By Quinne Lowe @sports_qa on June 20, 2014
With a new coaching staff and some new weapons on both the offensive and defensive side of the ball the Detroit Lions are heading towards training camp with a lot of optimism. But they also have questions that must be answered if they want to become consistent winners. The following five questions need to be answered before opening the regular season against the New York Giants on Monday Night Football.
Over the last couple of seasons the offensive line has been the least of the team's worries and could even be called the most stable. However, the weak-link position is RT and coordinator Joe Lombardi must decide who is the long term answer there: Laadrian Waddle or Corey Hilliard? Waddle served as a capable backup when Hilliard went down with an injury. Does Hilliard reclaim his job or is Waddle, an undrafted pick-up, the future?
The Lions found their No. 2 receiver in Golden Tate, but beyond him and Calvin Johnson, what other receivers will the Lions be able to depend on for production? Jeremy Ross, Kris Durham and Ryan Broyles all have shown flashes of potential but are not without concerns. For the offense to be successful the Lions needs two, if not three of these guys to solidify themselves as reliable targets. Rookie TJ Jones is the wildcard of the group as well.
The Lions fans and media were in an uproar when Stafford said he didn't need any help in fixing his shortcomings from last season. But he has to realize that his mechanics and decision making weren't the best at the end of the season. And while it may not be a major overhaul, Stafford must show that he is open to Jim Caldwell and Joe Lombardi critiquing his play and adjusting his mechanics to improve his play.
The Lions defensive backfield was a mess in 2013 and with the release of Chris Houston from a postion that was thin on production. It's been speculated that Darius Slay and Rashean Mathis would be the starters, but is that because those two are the most talented or because they played the most out of the group left to choose from? Coordinator Teryl Austin must answer this quickly, and if it's the latter find help quickly.
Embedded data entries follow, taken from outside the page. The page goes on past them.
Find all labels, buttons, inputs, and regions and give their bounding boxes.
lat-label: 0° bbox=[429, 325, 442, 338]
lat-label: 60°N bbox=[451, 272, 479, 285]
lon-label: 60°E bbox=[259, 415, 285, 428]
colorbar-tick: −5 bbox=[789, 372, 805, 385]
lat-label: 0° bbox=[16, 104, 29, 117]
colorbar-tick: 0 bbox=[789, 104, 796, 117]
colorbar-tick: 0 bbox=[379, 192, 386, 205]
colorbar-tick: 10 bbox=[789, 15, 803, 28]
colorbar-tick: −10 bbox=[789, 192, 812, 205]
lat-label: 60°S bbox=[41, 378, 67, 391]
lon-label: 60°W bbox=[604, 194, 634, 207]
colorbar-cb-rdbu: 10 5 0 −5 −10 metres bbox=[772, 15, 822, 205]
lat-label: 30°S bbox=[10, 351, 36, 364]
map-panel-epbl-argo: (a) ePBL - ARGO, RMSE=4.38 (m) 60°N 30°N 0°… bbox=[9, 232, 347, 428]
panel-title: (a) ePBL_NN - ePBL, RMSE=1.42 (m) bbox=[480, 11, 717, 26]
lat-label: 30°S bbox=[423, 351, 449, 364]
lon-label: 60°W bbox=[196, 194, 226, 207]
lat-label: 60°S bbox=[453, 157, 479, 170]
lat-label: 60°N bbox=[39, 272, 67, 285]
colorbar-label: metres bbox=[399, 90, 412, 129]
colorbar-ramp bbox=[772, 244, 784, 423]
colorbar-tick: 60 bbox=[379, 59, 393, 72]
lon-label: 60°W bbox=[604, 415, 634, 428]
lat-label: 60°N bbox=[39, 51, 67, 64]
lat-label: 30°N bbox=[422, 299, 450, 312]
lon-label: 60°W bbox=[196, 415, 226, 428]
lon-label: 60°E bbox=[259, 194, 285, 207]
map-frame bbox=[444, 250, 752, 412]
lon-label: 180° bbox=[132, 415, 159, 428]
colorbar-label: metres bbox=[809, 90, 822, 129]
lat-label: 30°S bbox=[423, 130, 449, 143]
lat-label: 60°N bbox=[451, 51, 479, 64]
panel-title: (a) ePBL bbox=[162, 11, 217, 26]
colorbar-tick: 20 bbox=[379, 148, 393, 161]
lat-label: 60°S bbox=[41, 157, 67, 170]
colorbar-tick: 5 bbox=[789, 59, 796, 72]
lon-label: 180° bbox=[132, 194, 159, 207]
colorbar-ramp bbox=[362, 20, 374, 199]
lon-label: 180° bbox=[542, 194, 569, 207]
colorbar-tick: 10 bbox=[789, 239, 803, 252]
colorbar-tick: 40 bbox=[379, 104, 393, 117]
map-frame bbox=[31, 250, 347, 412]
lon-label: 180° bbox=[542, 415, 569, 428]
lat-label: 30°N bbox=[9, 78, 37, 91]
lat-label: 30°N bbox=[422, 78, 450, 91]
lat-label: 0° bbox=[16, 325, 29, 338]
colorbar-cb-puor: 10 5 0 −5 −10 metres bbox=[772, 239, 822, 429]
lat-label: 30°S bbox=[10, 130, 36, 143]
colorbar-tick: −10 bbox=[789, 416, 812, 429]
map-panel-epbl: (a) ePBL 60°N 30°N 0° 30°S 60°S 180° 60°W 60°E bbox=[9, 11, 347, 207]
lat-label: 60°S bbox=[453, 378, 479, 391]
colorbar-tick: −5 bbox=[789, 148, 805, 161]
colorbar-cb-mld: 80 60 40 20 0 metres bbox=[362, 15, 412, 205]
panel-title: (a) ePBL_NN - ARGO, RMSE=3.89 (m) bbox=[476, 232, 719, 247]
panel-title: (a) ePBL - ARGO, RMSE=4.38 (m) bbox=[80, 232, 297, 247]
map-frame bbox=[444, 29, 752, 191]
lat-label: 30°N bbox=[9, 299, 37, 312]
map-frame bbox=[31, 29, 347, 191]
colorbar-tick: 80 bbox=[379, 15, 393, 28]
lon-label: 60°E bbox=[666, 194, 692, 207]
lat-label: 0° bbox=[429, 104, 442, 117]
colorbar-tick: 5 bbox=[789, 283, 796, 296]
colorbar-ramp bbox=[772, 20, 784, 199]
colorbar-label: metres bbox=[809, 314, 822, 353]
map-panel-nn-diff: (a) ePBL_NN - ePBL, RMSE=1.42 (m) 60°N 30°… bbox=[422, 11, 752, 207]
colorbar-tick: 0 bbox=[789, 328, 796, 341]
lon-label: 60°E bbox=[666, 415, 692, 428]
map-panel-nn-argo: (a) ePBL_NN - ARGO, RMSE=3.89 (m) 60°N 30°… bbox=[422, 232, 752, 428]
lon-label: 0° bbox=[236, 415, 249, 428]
Having a new head coach that expects more from his players could be a major adjustment for the Lions franchise that had a discipline issue that started at the top. But if the Lions want to turn around the perception of being the "laughable leos," the players have to be able to trust what Jim Caldwell and his staff are trying to instill in them -- more of a cultural change and not just on-field system adjustments.